I have monthly (and sometimes daily) data on temperatures from about 30 Swedish weather stations in the mid-19th century that I want interpolate to the whole country. I'm using ArcGIS and Stata.
For later years, I have data on additional weather stations (around 100), so I've thought of using the later data as to calibrate a model using the old stations to predict weather at the new stations. Since I know the actual weather at the new stations, I could calibrate to model to achieve the best possible fit. But I'm not sure what a good method for going about achieving a suitable fit (don't want to risk overfitting for example).
Answer
You can likely get a reasonable interpolation using a linear regression (assuming your 30 weather stations are a representative sample) using elevation, latitude and distance from the coast as independent variables with the day as a factor. I've done this using ArcGIS and R previously.
Daily 9am and 3pm temperatures over 10 days in 2003 from weather stations in South Eastern Australia
Basic steps:
- Get a digital elevation model of your area.
- Get vector or raster coastline
- Generate a latitude raster (example)
- Generate a distance from coast raster (perhaps with Euclidian Distance)
- For the variables that you don't have data for for each station, use the Sample or Extract Values to Points tool to query the relevant raster. I only needed to do this for distance from coast as my weather station data contained lon, lat and elevation.

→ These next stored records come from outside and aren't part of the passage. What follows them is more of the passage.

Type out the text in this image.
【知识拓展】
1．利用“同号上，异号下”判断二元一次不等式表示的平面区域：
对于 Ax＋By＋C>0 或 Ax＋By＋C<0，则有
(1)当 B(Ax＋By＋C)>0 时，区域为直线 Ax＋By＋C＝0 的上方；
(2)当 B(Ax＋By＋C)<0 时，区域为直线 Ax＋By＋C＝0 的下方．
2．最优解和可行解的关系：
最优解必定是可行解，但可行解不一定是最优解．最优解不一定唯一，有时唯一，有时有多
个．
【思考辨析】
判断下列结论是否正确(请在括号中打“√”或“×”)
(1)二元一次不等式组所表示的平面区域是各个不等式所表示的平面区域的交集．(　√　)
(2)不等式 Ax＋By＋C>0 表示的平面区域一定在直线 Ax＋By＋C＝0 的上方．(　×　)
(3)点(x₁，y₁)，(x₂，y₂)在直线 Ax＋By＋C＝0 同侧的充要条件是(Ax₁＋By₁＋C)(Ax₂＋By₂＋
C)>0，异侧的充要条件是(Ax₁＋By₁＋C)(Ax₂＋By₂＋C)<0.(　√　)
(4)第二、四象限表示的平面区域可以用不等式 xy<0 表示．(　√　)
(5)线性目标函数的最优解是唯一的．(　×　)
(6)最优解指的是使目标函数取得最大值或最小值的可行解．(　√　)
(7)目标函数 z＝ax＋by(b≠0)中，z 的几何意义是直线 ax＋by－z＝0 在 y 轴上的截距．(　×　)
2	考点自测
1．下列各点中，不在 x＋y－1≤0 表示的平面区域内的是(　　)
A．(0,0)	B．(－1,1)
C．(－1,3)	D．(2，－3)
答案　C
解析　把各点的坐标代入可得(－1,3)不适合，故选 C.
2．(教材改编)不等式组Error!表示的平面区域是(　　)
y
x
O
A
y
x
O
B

- Plug elevation, lat and distance as independent variables, temperature as dependent variable and day as a factor into a linear regression model in r/spss/stata/etc...
- If you get a decent fit, use the model coefficients to create a raster calculator expression (
temp = α + βelev*elev + βlat*lat + βdist*dist
) to estimate temperature from elevation, lat and distance. You may need to script this as you'll get different coefficients for each day.